# DAVIDSTUTZ

JANUARY2017

Daniel Maturana, Sebastian Scherer. VoxNet: A 3D Convolutional Neural Network for real-time object recognition. IROS, 2015.

Maturana and Scherer, building partly on their work in , present VoxNet, a 3D convolutional neural network for object/shape recognition. While the presented model is a simple generalization from 2D convolutional neural networks to the 3-dimensional domain of CAD, LiDAR and RGBD data, the paper presents an excellent introduction and baseline for the topic of 3D object recognition from a deep learning perspective. For example, they discuss three different occupancy grid models used as representation of the data, problems concerning rotational invariance around the z-axis and provide an evaluation and comparison to 3D ShapeNets .

As occupancy grid models, they propose to use 3D ray tracing and present the following different representations:

• Binary occupancy grids are based on the discussion by Thrun in  where the occupancy of a position $l_{ijk}$ is modeled probabilistically given the sensor measurements $z^1,…,z^t$ as $p(l_{ijk} |z^1,…,z^t)$. The update equation for $l_{ijk}^t$ for measurement $t$ is then given by

$l_{ijk}^t = l_{ijk}^{t - 1} + z^t l_{occ} + (1-z^t)l_{free}$

with $z^t = 1$ if the voxel is hit and $z^t = 0$ if the measurement passes through the voxe. The constants $l_{occ}$ and $l_{free}$ are given by $1.38$ and $-1.38$.
• The density grids assigns each voxel a continuous density, as detailed in , using the update equations

$\alpha_{ijk}^t = \alpha_{ijk}^{t-1} + z^t$

$\beta_{ijk}^t = \beta_{ijk}^{t - 1} + (1 - z^t)$

and the occupancy estimate

$\mu_{ijk}^t = \frac{\alpha_{ijk}^t}{\alpha_{ijk}^t + \beta_{ijk}^t}$

• The hit grid merely counts the number of hits (with a minimum of $1$ hit per voxel).
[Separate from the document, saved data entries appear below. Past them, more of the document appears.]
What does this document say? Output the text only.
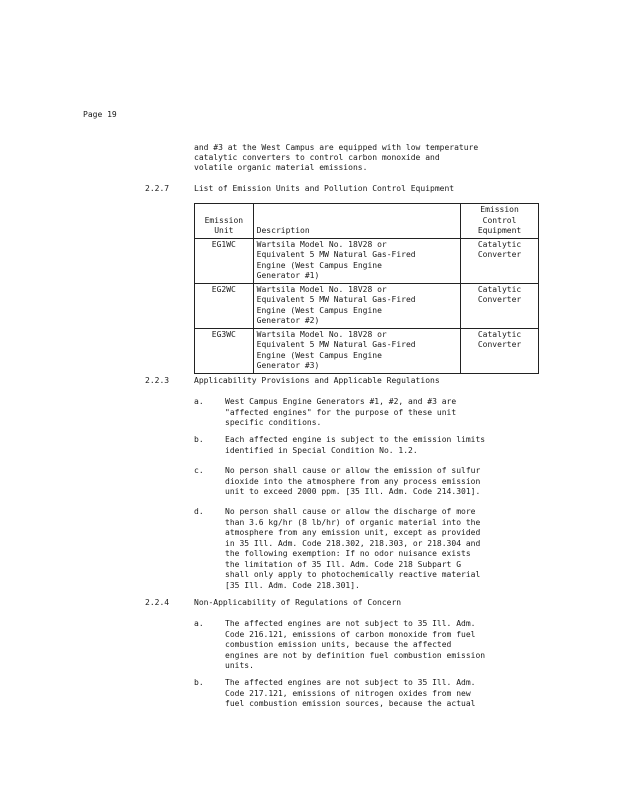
Page 19
and #3 at the West Campus are equipped with low temperature
catalytic converters to control carbon monoxide and
volatile organic material emissions.
2.2.7	List of Emission Units and Pollution Control Equipment
Emission
Unit	Description	Emission
Control
Equipment

EG1WC	Wartsila Model No. 18V28 or
Equivalent 5 MW Natural Gas-Fired
Engine (West Campus Engine
Generator #1)	Catalytic
Converter

EG2WC	Wartsila Model No. 18V28 or
Equivalent 5 MW Natural Gas-Fired
Engine (West Campus Engine
Generator #2)	Catalytic
Converter

EG3WC	Wartsila Model No. 18V28 or
Equivalent 5 MW Natural Gas-Fired
Engine (West Campus Engine
Generator #3)	Catalytic
Converter
2.2.3	Applicability Provisions and Applicable Regulations
a.	West Campus Engine Generators #1, #2, and #3 are
"affected engines" for the purpose of these unit
specific conditions.
b.	Each affected engine is subject to the emission limits
identified in Special Condition No. 1.2.
c.	No person shall cause or allow the emission of sulfur
dioxide into the atmosphere from any process emission
unit to exceed 2000 ppm. [35 Ill. Adm. Code 214.301].
d.	No person shall cause or allow the discharge of more
than 3.6 kg/hr (8 lb/hr) of organic material into the
atmosphere from any emission unit, except as provided
in 35 Ill. Adm. Code 218.302, 218.303, or 218.304 and
the following exemption: If no odor nuisance exists
the limitation of 35 Ill. Adm. Code 218 Subpart G
shall only apply to photochemically reactive material
[35 Ill. Adm. Code 218.301].
2.2.4	Non-Applicability of Regulations of Concern
a.	The affected engines are not subject to 35 Ill. Adm.
Code 216.121, emissions of carbon monoxide from fuel
combustion emission units, because the affected
engines are not by definition fuel combustion emission
units.
b.	The affected engines are not subject to 35 Ill. Adm.
Code 217.121, emissions of nitrogen oxides from new
fuel combustion emission sources, because the actual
This model discards the difference between free space and unobserved space, but Maturana and Scherer report surprisingly good results using this occupancy grid model.

Based on a occupancy grid as input to the 3d convolutional neural network, they use an architecture consisting of two convolutional layers, a pooling layer and two fully connected layers. The architecture is summarized in Figure 1. Figure 1 (click to enlarge): Used architecture consisting of two convolutional layers, starting with a resolution of $32^3$, followed by a $2^3$ pooling layer and two fully connected layers.

The training procedure addresses the problem of rotation invariance. The motivation is that it is not trivial to maintain a consistent object orientation relative to the z-axis, while the z-axis itself is assumed to be aligned with the direction of gravity. Therefore, the training set is augmented by several copies of the same model rotated around the z-axis. Experiments show that this approach works well. At testing time, the model is also rotated and the predictions are pooled, resulting in a scheme similar to voting. Additional randomly perturbed as well as mirrored copies further help training.

Experiments are presented on three datasets: a LiDAR dataset, the ModelNet dataset  and the NYU Depth Dataset . The approach is compared to the 3D ShapeNet of Wu et al.  and shown to outperform 3D ShapeNet with considerably less parameters on all tasks except the cross-domain task where the model is trained on a different dataset than it is evaluated on.

•  D. Maturana, S. Scherer. 3D convolutional neural networks for landing zone detection from lidar. ICRA, 2015.
•  Z. Wu, S. Song, A. Khosla, F. Yu, L. Zhang, X. Tang, J. Xiao. 3d shapenets: A deep representation for volumetric shape modeling. CVPR, 2015.
•  S. Thrun. Learning occupancy grid maps with forward sensor models. Auton. Robots, 2003.
•  D. Hähnel, D. Schulz, W. Burgard. Map building with mobile robots in populated environments. IROS, 2002
•  P. K. Nathan Silberman, Derek Hoiem, R. Fergus. Indoorsegmentation and support inference from rgbd images. ECCV, 2012.